Benny Wenda Dituding Dalangi Kerusuhan Papua: Pernah Ditangkap hingga Berhubungan Dekat dengan OPM
Kepala Staf Kepresidenan Moeldoko menyebut bahwa tokoh separatis Papua Barat, Benny Wenda, sebagai dalang kerusuhan di Papua.
Dilansir dari pemberitaan Harian Kompas pada 11 Juni 2002, Benny ditangkap polisi karena diduga telah menghasut masyarakat dan memimpin sejumlah pertemuan gelap untuk menyerang pos-pos TNI/Polri pada Juni 2002.
Namun, penangkapan itu tidak diterima masyarakat Jayawijaya dengan melakukan demo ke kantor DPRD Papua.
Mereka menuntut agar polisi segera membebaskan Wenda.
Selain menangkap Wenda, polisi menyita sejumlah barang bukti berupa dua paspor Indonesia milik Wenda dengan nomor H.59.3036, paspor Papua Niugini (PNG) bernomor 107107.
Polisi juga menyita tiga buah pipa ukuran 10 cm untuk membuat bom rakitan, satu busur dan 11 anak panah bermata kayu, delapan buah panah bermata besi, sejumlah peralatan kantor seperti stempel, bantal stempel, buku dan buletin.

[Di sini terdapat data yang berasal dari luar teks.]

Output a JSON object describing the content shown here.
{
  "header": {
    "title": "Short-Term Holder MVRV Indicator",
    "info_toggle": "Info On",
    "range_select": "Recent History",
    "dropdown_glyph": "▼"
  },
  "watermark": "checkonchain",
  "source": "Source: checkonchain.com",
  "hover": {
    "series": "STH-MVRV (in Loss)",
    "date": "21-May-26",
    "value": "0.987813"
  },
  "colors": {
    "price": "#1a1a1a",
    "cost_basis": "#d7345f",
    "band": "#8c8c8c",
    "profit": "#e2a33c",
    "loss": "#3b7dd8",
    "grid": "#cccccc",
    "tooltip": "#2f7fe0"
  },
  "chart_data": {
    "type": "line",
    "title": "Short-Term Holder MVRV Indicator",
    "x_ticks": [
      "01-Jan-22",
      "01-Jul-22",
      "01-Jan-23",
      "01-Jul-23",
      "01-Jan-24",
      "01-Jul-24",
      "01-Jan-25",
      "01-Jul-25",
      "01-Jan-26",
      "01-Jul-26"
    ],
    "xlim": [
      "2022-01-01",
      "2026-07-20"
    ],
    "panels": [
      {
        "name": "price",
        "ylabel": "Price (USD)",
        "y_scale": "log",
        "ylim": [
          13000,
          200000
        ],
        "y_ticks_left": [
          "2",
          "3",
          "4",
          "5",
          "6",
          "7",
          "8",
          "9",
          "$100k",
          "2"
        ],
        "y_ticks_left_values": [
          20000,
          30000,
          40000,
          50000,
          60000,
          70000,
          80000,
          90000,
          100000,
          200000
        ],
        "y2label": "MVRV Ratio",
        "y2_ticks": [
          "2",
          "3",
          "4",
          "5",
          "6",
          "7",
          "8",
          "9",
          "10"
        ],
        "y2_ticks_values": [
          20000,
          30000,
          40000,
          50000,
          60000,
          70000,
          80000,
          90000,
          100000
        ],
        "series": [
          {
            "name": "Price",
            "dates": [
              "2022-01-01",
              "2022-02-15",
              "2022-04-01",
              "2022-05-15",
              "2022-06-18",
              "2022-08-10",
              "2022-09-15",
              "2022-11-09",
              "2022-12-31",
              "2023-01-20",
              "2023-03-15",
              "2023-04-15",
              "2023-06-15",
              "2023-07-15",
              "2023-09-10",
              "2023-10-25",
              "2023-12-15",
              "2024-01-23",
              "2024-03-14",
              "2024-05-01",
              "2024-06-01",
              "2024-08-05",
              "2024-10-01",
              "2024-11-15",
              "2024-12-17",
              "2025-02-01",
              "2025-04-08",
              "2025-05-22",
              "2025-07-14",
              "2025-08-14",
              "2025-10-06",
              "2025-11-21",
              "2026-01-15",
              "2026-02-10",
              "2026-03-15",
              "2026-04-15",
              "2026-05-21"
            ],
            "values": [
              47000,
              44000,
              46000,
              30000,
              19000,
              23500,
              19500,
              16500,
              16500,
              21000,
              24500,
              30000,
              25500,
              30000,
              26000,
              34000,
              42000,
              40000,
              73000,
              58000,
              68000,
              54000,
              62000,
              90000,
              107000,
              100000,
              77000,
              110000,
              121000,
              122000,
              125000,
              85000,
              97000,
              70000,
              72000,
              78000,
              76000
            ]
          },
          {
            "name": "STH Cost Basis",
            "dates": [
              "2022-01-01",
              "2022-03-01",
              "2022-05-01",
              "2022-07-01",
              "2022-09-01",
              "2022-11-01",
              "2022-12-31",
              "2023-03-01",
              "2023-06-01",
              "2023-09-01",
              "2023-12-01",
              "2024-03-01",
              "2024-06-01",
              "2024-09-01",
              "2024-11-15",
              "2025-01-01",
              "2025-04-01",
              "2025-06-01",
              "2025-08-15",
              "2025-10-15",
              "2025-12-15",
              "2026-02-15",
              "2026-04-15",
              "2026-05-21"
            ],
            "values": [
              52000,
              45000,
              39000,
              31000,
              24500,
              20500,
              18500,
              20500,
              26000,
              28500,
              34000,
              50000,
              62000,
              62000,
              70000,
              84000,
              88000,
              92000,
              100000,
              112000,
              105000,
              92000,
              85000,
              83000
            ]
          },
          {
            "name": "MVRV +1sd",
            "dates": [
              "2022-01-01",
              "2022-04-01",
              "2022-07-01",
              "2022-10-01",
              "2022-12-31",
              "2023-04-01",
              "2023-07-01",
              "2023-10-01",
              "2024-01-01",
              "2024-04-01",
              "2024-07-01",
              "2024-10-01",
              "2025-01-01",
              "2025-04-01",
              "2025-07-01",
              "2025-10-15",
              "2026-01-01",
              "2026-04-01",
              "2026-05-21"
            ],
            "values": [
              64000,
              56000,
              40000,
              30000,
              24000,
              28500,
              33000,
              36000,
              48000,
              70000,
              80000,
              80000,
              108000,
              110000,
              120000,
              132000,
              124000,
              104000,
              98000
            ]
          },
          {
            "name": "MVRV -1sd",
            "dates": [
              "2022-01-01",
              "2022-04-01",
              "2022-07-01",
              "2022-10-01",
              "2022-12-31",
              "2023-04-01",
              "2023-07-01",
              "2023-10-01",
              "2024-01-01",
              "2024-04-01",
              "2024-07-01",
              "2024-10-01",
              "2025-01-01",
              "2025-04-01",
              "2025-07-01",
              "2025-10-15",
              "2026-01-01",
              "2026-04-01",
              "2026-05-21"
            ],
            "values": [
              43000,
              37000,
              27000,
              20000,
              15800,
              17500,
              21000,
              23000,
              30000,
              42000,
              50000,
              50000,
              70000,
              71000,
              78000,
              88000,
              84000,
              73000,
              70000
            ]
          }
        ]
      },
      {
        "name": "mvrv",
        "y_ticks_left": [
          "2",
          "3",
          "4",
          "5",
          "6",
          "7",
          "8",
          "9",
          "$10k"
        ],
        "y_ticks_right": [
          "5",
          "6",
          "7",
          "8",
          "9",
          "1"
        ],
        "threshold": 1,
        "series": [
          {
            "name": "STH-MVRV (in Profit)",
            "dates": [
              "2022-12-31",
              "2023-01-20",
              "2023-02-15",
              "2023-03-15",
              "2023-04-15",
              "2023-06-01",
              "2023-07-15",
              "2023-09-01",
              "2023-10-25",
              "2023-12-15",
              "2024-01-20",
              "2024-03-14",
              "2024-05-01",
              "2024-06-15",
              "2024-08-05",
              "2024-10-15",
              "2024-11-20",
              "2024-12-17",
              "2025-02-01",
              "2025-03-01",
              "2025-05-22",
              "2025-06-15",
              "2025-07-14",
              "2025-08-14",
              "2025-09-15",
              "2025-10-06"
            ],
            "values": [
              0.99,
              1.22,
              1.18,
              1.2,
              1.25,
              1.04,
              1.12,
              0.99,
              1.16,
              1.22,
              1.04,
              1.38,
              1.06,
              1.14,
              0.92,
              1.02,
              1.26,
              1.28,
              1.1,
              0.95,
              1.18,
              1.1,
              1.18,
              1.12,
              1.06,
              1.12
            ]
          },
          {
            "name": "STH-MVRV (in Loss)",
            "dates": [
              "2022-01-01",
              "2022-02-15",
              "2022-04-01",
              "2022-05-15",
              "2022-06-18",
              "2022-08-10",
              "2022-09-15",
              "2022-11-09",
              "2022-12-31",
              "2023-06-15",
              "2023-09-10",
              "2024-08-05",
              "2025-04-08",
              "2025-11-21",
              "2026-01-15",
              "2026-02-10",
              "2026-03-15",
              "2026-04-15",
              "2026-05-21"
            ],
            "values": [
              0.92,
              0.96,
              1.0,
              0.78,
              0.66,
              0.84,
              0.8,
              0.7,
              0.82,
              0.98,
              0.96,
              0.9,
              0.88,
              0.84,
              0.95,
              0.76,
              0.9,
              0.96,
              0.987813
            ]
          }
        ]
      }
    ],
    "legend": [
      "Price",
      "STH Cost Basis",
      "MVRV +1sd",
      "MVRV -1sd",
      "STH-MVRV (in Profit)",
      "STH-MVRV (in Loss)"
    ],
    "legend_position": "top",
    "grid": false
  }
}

Kemudian, diberitakan juga pada 29 Oktober 2002, Benny Wenda dan satu tahanan lain, Lasaeus Welila melarikan diri dari ruang tahanan dengan mencongkel jendela kamar mandi.
Benny diduga melarikan diri ke Papua Niugini hingga kemudian diketahui meminta suaka Pemerintah Inggris tak lama kemudian.
Relasi dengan OPM
Benny Wenda memiliki hubungan dekat dengan pimpinan Organisasi Papua Merdeka (OPM) Pegunungan Tengah, Matias Wenda. Benny merupakan saudara kandungnya.
Dilansir dari Harian Kompas, penyerangan Polsek Abepura 6 Desember 2001 diduga atas kerja sama Benny Wenda bersama kakaknya Matias Wenda di wilayah perbatasan Jayapura-Papua Niugini.
Keduanya mengerahkan sekitar 500 warga Jayawijaya ke perbatasan Jayapura-PNG dengan alasan keamanan di Jayapura tidak terjamin.
Kelompok ini pula melakukan pembantaian terhadap enam warga pendatang pekerja kayu di perbatasan RI-PNG, Desember 2001.
Saat penangkapan Benny, polisi menemukan sejumlah dokumen mengenai perjuangan OPM dan Surat Keputusan Dewan Musyawarah Masyarakat Koteka dan lainnya.
Dokumen-dokumen ini dimiliki Wenda sebagai bagian dari jaringan kerja sama dengan kelompok OPM.
Di pengadilan, Wenda didakwa jaksa setempat, telah bekerja sama dengan OPM berupaya membangun keresahan di kalangan masyarakat, memisahkan Papua dari Negara Kesatuan RI.